Poème en prose - Jour
Il est soir je pense, et je rêve à mon rêve.
Je rêve une balade, un crépuscule, parmi les feuilles rougissantes et bourgeons gelés par l'hiver. Je pense entendre un ruisseau, par là, chanter sa joie, et un oiseau voler parmi des flocons délicieux ; le superbe corbeau blanc, rouge et azur, régalerait mes yeux de son sombre arc-en-ciel.
Ma courte marche engagée, je visite l'utopie, devine les chouettes dans les troncs, les rubis tombés des arbres qui colonisent le sol comme de banales feuilles d'automne.
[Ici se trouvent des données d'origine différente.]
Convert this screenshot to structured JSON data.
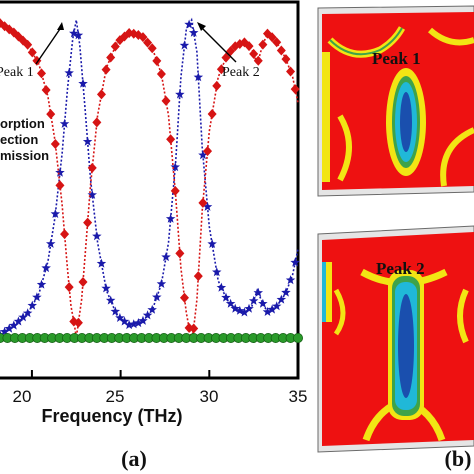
{
  "chart_data": {
    "type": "line",
    "xlabel": "Frequency (THz)",
    "x_ticks": [
      "20",
      "25",
      "30",
      "35"
    ],
    "xlim": [
      18.2,
      35
    ],
    "ylim": [
      0,
      1
    ],
    "legend": [
      "orption",
      "ection",
      "mission"
    ],
    "panel_label": "(a)",
    "annotations": [
      {
        "text": "Peak 1",
        "x": 22.5,
        "y": 1.0
      },
      {
        "text": "Peak 2",
        "x": 29.0,
        "y": 1.0
      }
    ],
    "series": [
      {
        "name": "Absorption",
        "color": "#1a1aaa",
        "marker": "star",
        "x": [
          18.2,
          19.0,
          19.8,
          20.4,
          20.9,
          21.3,
          21.7,
          22.0,
          22.3,
          22.5,
          22.7,
          23.0,
          23.3,
          23.7,
          24.2,
          24.8,
          25.5,
          26.2,
          26.8,
          27.3,
          27.7,
          28.1,
          28.4,
          28.7,
          29.0,
          29.3,
          29.6,
          30.0,
          30.5,
          31.0,
          31.5,
          32.0,
          32.4,
          32.7,
          33.0,
          33.3,
          33.8,
          34.3,
          34.7,
          35.0
        ],
        "y": [
          0.01,
          0.04,
          0.08,
          0.14,
          0.24,
          0.38,
          0.58,
          0.78,
          0.94,
          1.0,
          0.92,
          0.72,
          0.5,
          0.3,
          0.15,
          0.07,
          0.04,
          0.05,
          0.09,
          0.17,
          0.3,
          0.55,
          0.82,
          0.97,
          1.0,
          0.9,
          0.6,
          0.35,
          0.18,
          0.12,
          0.09,
          0.08,
          0.1,
          0.15,
          0.11,
          0.08,
          0.1,
          0.14,
          0.2,
          0.28
        ]
      },
      {
        "name": "Reflection",
        "color": "#d61414",
        "marker": "diamond",
        "x": [
          18.2,
          19.0,
          19.8,
          20.4,
          20.9,
          21.3,
          21.7,
          22.0,
          22.2,
          22.4,
          22.5,
          22.6,
          22.8,
          23.0,
          23.3,
          23.7,
          24.2,
          24.8,
          25.5,
          26.2,
          26.8,
          27.3,
          27.7,
          28.1,
          28.4,
          28.7,
          28.9,
          29.0,
          29.1,
          29.3,
          29.6,
          30.0,
          30.5,
          31.0,
          31.5,
          32.0,
          32.4,
          32.7,
          33.0,
          33.3,
          33.8,
          34.3,
          34.7,
          35.0
        ],
        "y": [
          0.99,
          0.96,
          0.92,
          0.86,
          0.76,
          0.62,
          0.42,
          0.22,
          0.1,
          0.04,
          0.0,
          0.04,
          0.12,
          0.26,
          0.48,
          0.7,
          0.85,
          0.93,
          0.96,
          0.95,
          0.91,
          0.83,
          0.7,
          0.45,
          0.22,
          0.08,
          0.02,
          0.0,
          0.02,
          0.12,
          0.4,
          0.65,
          0.82,
          0.89,
          0.92,
          0.93,
          0.91,
          0.86,
          0.92,
          0.96,
          0.93,
          0.88,
          0.82,
          0.74
        ]
      },
      {
        "name": "Transmission",
        "color": "#2a9a2a",
        "marker": "circle",
        "x": [
          18.2,
          35.0
        ],
        "y": [
          0.0,
          0.0
        ]
      }
    ]
  },
  "field_maps": {
    "panel_label": "(b)",
    "maps": [
      {
        "label": "Peak 1"
      },
      {
        "label": "Peak 2"
      }
    ]
  }
}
Et les baies si tendres, et les mousses si mûres que je me prends au jeu et, fou que je suis, les broute sans peur.
Et puis au lever un cerf m'indique la route de ses bois ; chemin valdinguant et grouillant de sottes caresses, parmi le groseilles éparpillées. Chaque pin, chaque hêtre me montre enfin ses chatoyantes et vertes épines, et là une rose se moque de mes mélancolies.
Tôt je rentre de ma nuptiale promenade. Puis, près du feu, je me prends à attendre, attendre la nuit, et vivre l'ennui, et rêver ma vie.